WebResourceManager is a class for helping manage a database of web resources. WebResourceManager creates a UUID (Universally Unique Identifier) for the web resource, saves the information in a JSON (labeled < UUID >.json), and builds maintain a dictionary from URL to UUID. Using this uniform data storage system and a simple API, WebResourceManager makes storing and querying the contents and source files (such as HTML and PDF) of web resources much simpler.
Our Web Crawling Framework in Milestone One is able to produce a large volume of data, but much of it is not useful for practical applications. Thus, our Classifier attempts to filter out the "junk" text from the information found, delivering only the most relevant information to the rest of the system.
A model for classifying sentences as relevant or not. The approach was inspired by Banko et al.'s 2007 "Open Information Extraction from the Web" which used a self-supervised learner to perform open information extraction. We are taking much the same approach to relevancy classification by having the learner tag certain sentences as relevant or irrelevant based on keyword input and then Doc2Vec is trained on these tagged sentences to learn more complex features.
Our architecture is focused on accumulating information for businesses and corporate entities,
ProfileManager is a class designed for the aggregation of information related to corporate entities to support building business profiles. It uses the United States Securities and Exchange Commission (SEC) Central Index Key (CIK) to act as universally unique identifiers (UUIDs) and allows the user to compile a variety of information on corporate entities in an easy to use and query format because each profile is a dictionary. Assisting the accessibility of information, Profile Manager includes a series of mappings from CIK codes to names and back, names to aliases, and mappings from industry codes (namely The North American Industry Classification System (NAICS) and Standard Industrial Classification (SIC) codes) and descriptions of them.
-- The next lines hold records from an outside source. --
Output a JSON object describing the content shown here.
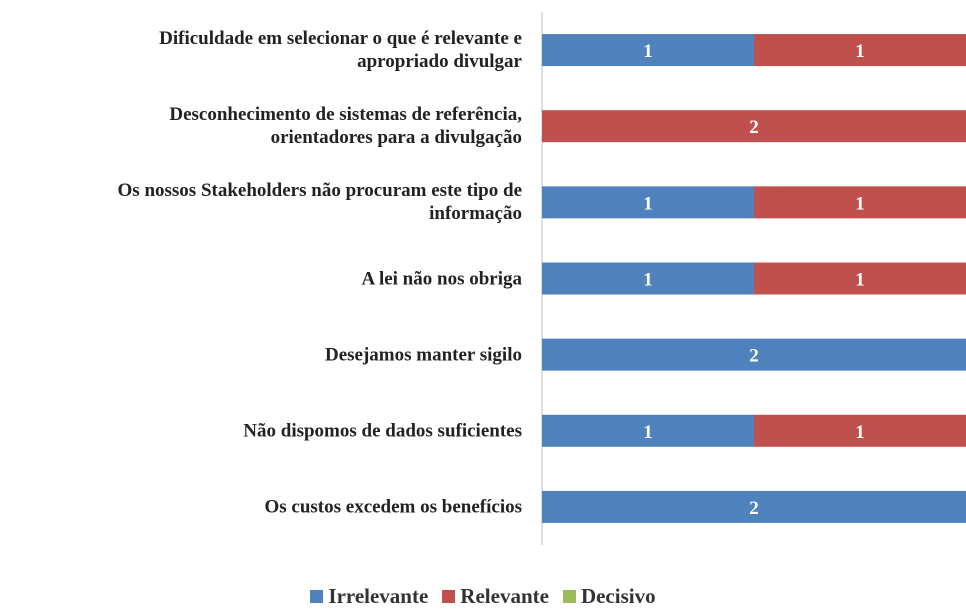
{
  "chart_data": {
    "type": "stacked-barh",
    "categories": [
      "Dificuldade em selecionar o que é relevante e\napropriado divulgar",
      "Desconhecimento de sistemas de referência,\norientadores para a divulgação",
      "Os nossos Stakeholders não procuram este tipo de\ninformação",
      "A lei não nos obriga",
      "Desejamos manter sigilo",
      "Não dispomos de dados suficientes",
      "Os custos excedem os benefícios"
    ],
    "series": [
      {
        "name": "Irrelevante",
        "color": "#4f81bd",
        "values": [
          1,
          null,
          1,
          1,
          2,
          1,
          2
        ]
      },
      {
        "name": "Relevante",
        "color": "#c0504d",
        "values": [
          1,
          2,
          1,
          1,
          null,
          1,
          null
        ]
      },
      {
        "name": "Decisivo",
        "color": "#9bbb59",
        "values": [
          null,
          null,
          null,
          null,
          null,
          null,
          null
        ]
      }
    ],
    "xlim": [
      0,
      2
    ],
    "legend": "bottom"
  }
}
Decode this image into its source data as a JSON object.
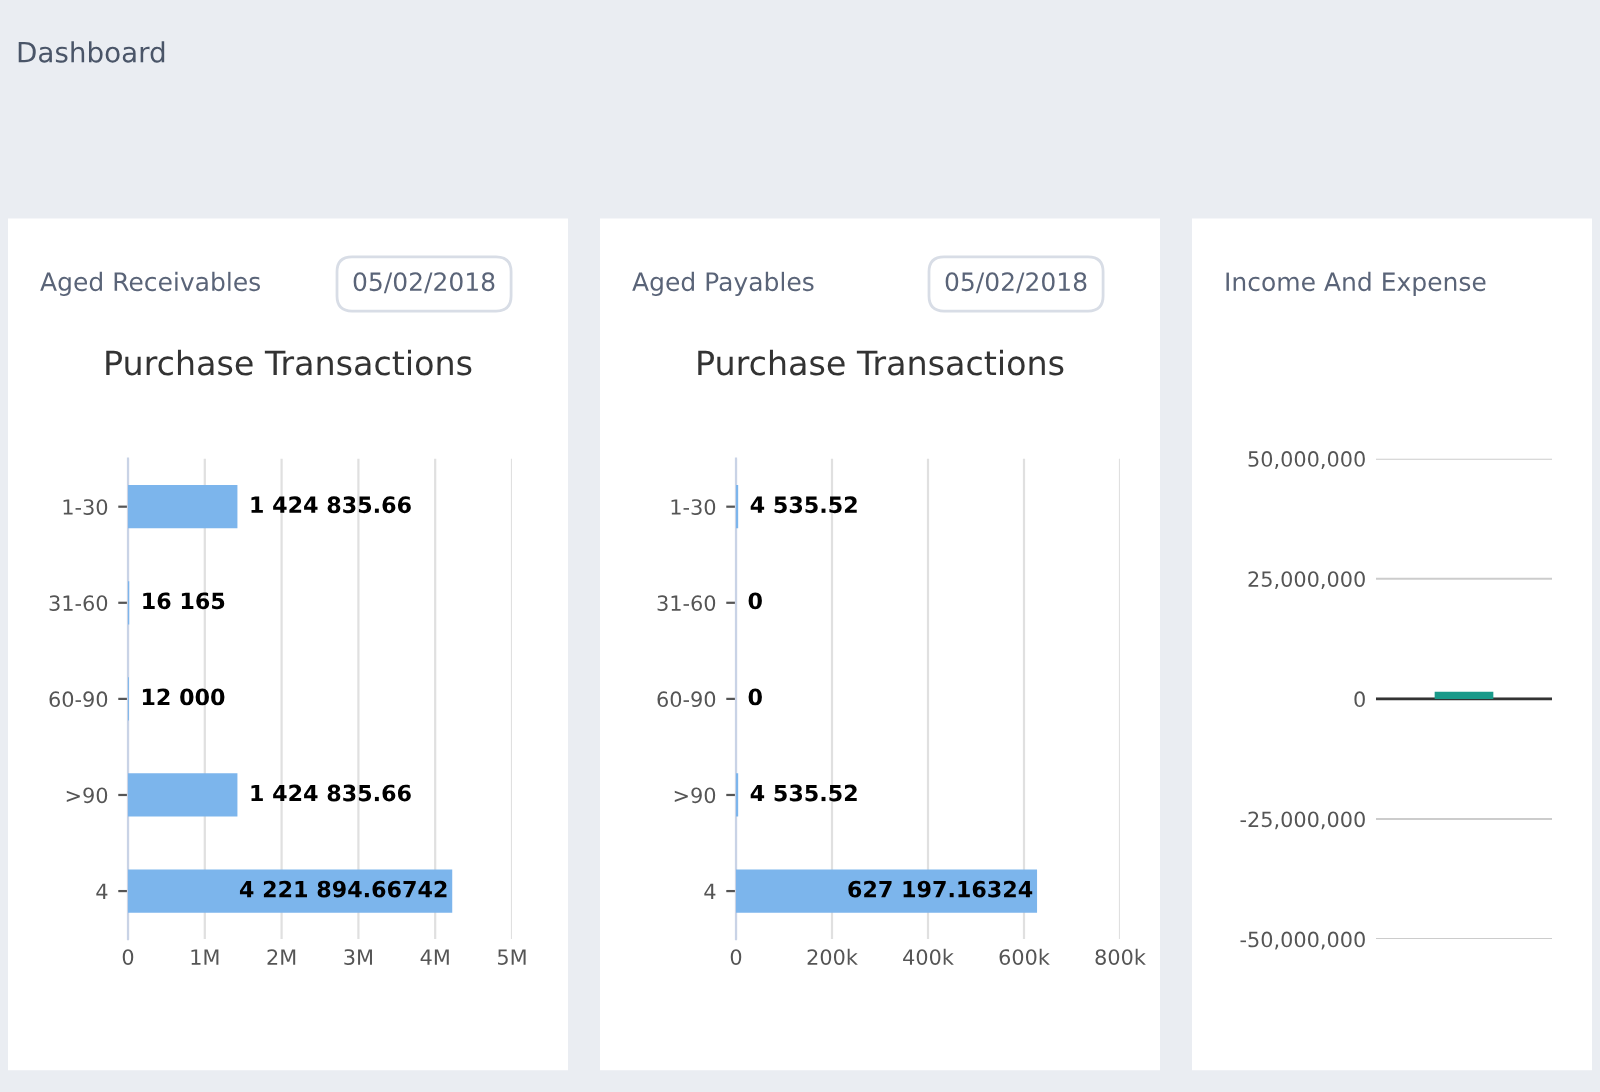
{
  "chart_data": [
    {
      "type": "bar",
      "orientation": "horizontal",
      "title": "Purchase Transactions",
      "annotations": [
        "Dashboard",
        "Aged Receivables",
        "05/02/2018"
      ],
      "categories": [
        "1-30",
        "31-60",
        "60-90",
        ">90",
        "4"
      ],
      "values": [
        1424835.66,
        16165,
        12000,
        1424835.66,
        4221894.66742
      ],
      "value_labels": [
        "1 424 835.66",
        "16 165",
        "12 000",
        "1 424 835.66",
        "4 221 894.66742"
      ],
      "color": "#7cb5ec",
      "xlim": [
        0,
        5000000
      ],
      "xticks": [
        0,
        {
          "value": 1000000,
          "label": "1M"
        },
        {
          "value": 2000000,
          "label": "2M"
        },
        {
          "value": 3000000,
          "label": "3M"
        },
        {
          "value": 4000000,
          "label": "4M"
        },
        {
          "value": 5000000,
          "label": "5M"
        }
      ],
      "grid": "x"
    },
    {
      "type": "bar",
      "orientation": "horizontal",
      "title": "Purchase Transactions",
      "annotations": [
        "Aged Payables",
        "05/02/2018"
      ],
      "categories": [
        "1-30",
        "31-60",
        "60-90",
        ">90",
        "4"
      ],
      "values": [
        4535.52,
        0,
        0,
        4535.52,
        627197.16324
      ],
      "value_labels": [
        "4 535.52",
        "0",
        "0",
        "4 535.52",
        "627 197.16324"
      ],
      "color": "#7cb5ec",
      "xlim": [
        0,
        800000
      ],
      "xticks": [
        0,
        {
          "value": 200000,
          "label": "200k"
        },
        {
          "value": 400000,
          "label": "400k"
        },
        {
          "value": 600000,
          "label": "600k"
        },
        {
          "value": 800000,
          "label": "800k"
        }
      ],
      "grid": "x"
    },
    {
      "type": "bar",
      "annotations": [
        "Income And Expense"
      ],
      "categories": [
        null
      ],
      "values": [
        1500000
      ],
      "color": "#1a9a8a",
      "ylim": [
        -50000000,
        50000000
      ],
      "yticks": [
        {
          "value": -50000000,
          "label": "-50,000,000"
        },
        {
          "value": -25000000,
          "label": "-25,000,000"
        },
        0,
        {
          "value": 25000000,
          "label": "25,000,000"
        },
        {
          "value": 50000000,
          "label": "50,000,000"
        }
      ],
      "grid": "y",
      "tick_labels": "y"
    }
  ]
}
The hope to provide for a flexible data solution for complex business oriented applications.
PCATx_CORE drives the frameworks described in Milestones One and Two, providing driver functions for supervised and unsupervised runs of the architecture.
We chose to use Reverb to construct our subject-predicate-object triples
We are using a novel computational fact-checking algorithm that we designed called StreamMiner (Code private, work in progess). It draws much of its inspiration from Knowledge Stream and PredPath.